The Increasing Popularity of Ransomware Amongst Cybercriminals
Cybercriminals are becoming increasingly savvy and ransomware attacks have soared over the last decade. A recent PwC UK Cyber Threat Intelligence report revealed a spike in cybersecurity incidents which have significantly affected many organisations that are already dealing with challenges caused by the pandemic. It is likely the increase in the rate of attack has been fuelled by the influx of new ransomware actors, the expansion of existing affiliate schemes and pursuing improved revenues by established cyber-crime actors. And, unfortunately, no one is safe. Ransomware attacks can affect all business sectors and they are growing in intensity.
It all comes down to opportunity costs. During the pandemic, cybercriminals have been capitalising on ransomware as more people are working remotely. All it takes is a single vulnerable device. The disappearing perimeter means that many more devices are exposed, and many are simultaneously connected to a corporate or government network, and the user’s personal home network. A single successful attack can result in cybercriminals making hundreds of thousands or even millions of dollars.
Common avenues into public sector organisations
Despite ‘ransomware’ being the term that usually makes it into the headlines, social engineering, email phishing, and malicious email links are the major vectors that criminal organisations use to infiltrate environments and deploy their malware, and recent studies have shown that many successful attacks originate from a mobile device.

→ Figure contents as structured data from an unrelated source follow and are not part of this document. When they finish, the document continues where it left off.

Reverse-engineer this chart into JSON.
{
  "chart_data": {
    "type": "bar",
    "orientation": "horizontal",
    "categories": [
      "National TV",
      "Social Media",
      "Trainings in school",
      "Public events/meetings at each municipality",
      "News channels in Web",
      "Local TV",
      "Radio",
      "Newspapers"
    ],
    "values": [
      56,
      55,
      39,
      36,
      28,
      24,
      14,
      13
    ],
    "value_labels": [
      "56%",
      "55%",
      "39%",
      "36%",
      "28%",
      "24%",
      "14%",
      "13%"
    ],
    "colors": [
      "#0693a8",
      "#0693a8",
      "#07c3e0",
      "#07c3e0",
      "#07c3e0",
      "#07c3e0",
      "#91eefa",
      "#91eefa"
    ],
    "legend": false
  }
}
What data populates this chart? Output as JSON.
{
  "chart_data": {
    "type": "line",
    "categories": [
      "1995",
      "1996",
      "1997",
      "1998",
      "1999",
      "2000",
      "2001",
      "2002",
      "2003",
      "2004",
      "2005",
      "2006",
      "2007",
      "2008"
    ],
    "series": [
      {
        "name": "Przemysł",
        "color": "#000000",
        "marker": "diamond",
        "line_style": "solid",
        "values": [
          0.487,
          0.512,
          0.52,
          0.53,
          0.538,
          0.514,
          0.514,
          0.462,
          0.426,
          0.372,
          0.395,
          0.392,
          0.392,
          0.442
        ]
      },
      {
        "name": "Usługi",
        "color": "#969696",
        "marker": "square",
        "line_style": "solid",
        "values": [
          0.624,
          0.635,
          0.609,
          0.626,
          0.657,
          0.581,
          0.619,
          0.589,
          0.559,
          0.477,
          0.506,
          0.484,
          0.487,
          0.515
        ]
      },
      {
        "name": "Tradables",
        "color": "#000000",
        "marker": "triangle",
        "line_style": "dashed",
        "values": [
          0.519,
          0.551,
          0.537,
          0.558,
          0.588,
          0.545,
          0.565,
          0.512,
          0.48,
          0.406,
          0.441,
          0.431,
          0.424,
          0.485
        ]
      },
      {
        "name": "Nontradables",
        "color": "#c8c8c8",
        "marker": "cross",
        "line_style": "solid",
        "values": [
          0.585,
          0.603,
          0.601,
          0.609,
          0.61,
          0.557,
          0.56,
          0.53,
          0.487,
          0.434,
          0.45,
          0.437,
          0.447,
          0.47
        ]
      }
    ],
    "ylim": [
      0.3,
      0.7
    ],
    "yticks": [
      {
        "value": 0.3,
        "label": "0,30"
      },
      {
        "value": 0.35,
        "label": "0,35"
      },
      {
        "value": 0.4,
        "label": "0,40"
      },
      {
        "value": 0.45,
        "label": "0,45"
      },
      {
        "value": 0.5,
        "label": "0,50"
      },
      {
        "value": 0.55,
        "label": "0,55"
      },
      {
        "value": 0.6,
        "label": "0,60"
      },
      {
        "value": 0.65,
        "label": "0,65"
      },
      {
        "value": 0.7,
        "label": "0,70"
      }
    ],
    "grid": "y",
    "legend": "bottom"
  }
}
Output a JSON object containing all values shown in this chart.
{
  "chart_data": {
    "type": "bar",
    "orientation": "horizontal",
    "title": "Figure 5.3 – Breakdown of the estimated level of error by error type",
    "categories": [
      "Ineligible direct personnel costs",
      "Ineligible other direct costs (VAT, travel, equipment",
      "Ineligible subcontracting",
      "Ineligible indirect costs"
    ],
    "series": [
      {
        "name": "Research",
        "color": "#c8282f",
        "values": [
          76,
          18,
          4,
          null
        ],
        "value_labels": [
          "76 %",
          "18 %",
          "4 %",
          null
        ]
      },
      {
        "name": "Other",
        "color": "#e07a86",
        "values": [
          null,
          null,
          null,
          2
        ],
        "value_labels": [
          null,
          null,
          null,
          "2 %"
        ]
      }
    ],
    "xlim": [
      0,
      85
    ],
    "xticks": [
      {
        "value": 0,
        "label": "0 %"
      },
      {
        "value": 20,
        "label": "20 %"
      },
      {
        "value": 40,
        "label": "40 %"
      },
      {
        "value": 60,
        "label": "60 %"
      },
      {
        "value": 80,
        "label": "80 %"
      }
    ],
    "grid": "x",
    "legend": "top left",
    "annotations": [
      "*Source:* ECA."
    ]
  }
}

Getting rid of passwords in favour of multifactor, biometric or zero sign-on capabilities is the only way to stop cyber criminals harbouring credentials. Eliminating passwords should be tightly coupled with the ability to establish a contextual relationship between the user, the network, policy compliance, and the data that they are accessing.
Unpatched vulnerabilities and default configurations are another common point of entry into public sector organisations’ ecosystems. Underfunded public bodies typically struggle in prioritising the patch management process in IT, due in part to the resources needed to patch every vulnerability manually.
Unpatched vulnerabilities leave those organisations unprotected from malicious cyber threat actors exploiting known threat vectors to get a foothold into connected endpoints. They then move laterally up the cyber kill chain to evolve into an advanced persistent threat (ATP). These APTs are often undetected and living off the land within a victim company’s network.
Hyper-automation technologies that are powered by deep intelligence and use supervised and unsupervised machine learning algorithms can drastically improve IT defences. They provide organisations with visibility over all endpoints, applications, and data, and can effectively manage their security and self-healing capabilities with minimal human intervention.
Providing education to all levels of an enterprise
Ransomware attacks, like the one that hit Colonial Pipeline, are becoming increasingly common, but there are relatively simple steps businesses can take to avoid falling victim to a ransomware attack.
Educating all levels of an enterprise is possibly the most important mitigator when protecting your business from Ransomware. Cybercriminals monitor employees’ online behaviour to gain access to an organization’s network. Creating an enterprise-wide cybersecurity education and training strategy is key to mitigating ransomware attacks.
Organisations should start with the basics: educate employees to practice safe clicking, recognise phishing and social engineering attempts, and report suspicious emails and activity to the IT department. This should be treated like fire safety, schedule regular drills to test and monitor the efficacy of your employee training. Even offer rewards for spotting fake phishing emails.
Investing in a unified endpoint management platform with built in threat detection software is another must. This will allow public sector networks to detect policy violations and implement the correct response. IT should also enforce regular account access reviews to ensure that only the right people have access to sensitive company information. This not only protects sensitive data from internal threats but also stops malicious actors from using over-permissioned accounts to inflict damage on the business systems.
Paying ransom doesn’t guarantee the recovery of your files or ensure the code is removed from your corporate systems. For that reason, government cybersecurity authorities, like the NCSC, don’t advocate emptying your wallet. Additionally, by paying ransom greedy cybercriminals will only be encouraged to continue their plight. But a ransomware strategy that priorities defence and thorough recovery should mean that you won’t need to pay.
If an organization doesn’t have a recovery plan in place, then the ability to not pay the ransom is highly jeopardised. Preparing for ransomware attacks with drills to make sure a thorough recovery plan is in place is crucial. Simply restoring data from a backup onto corrupted systems isn’t an option. You need to reimage hundreds or thousands of systems, prior to putting the data back on. A blue print will be needed for what can be a huge operation.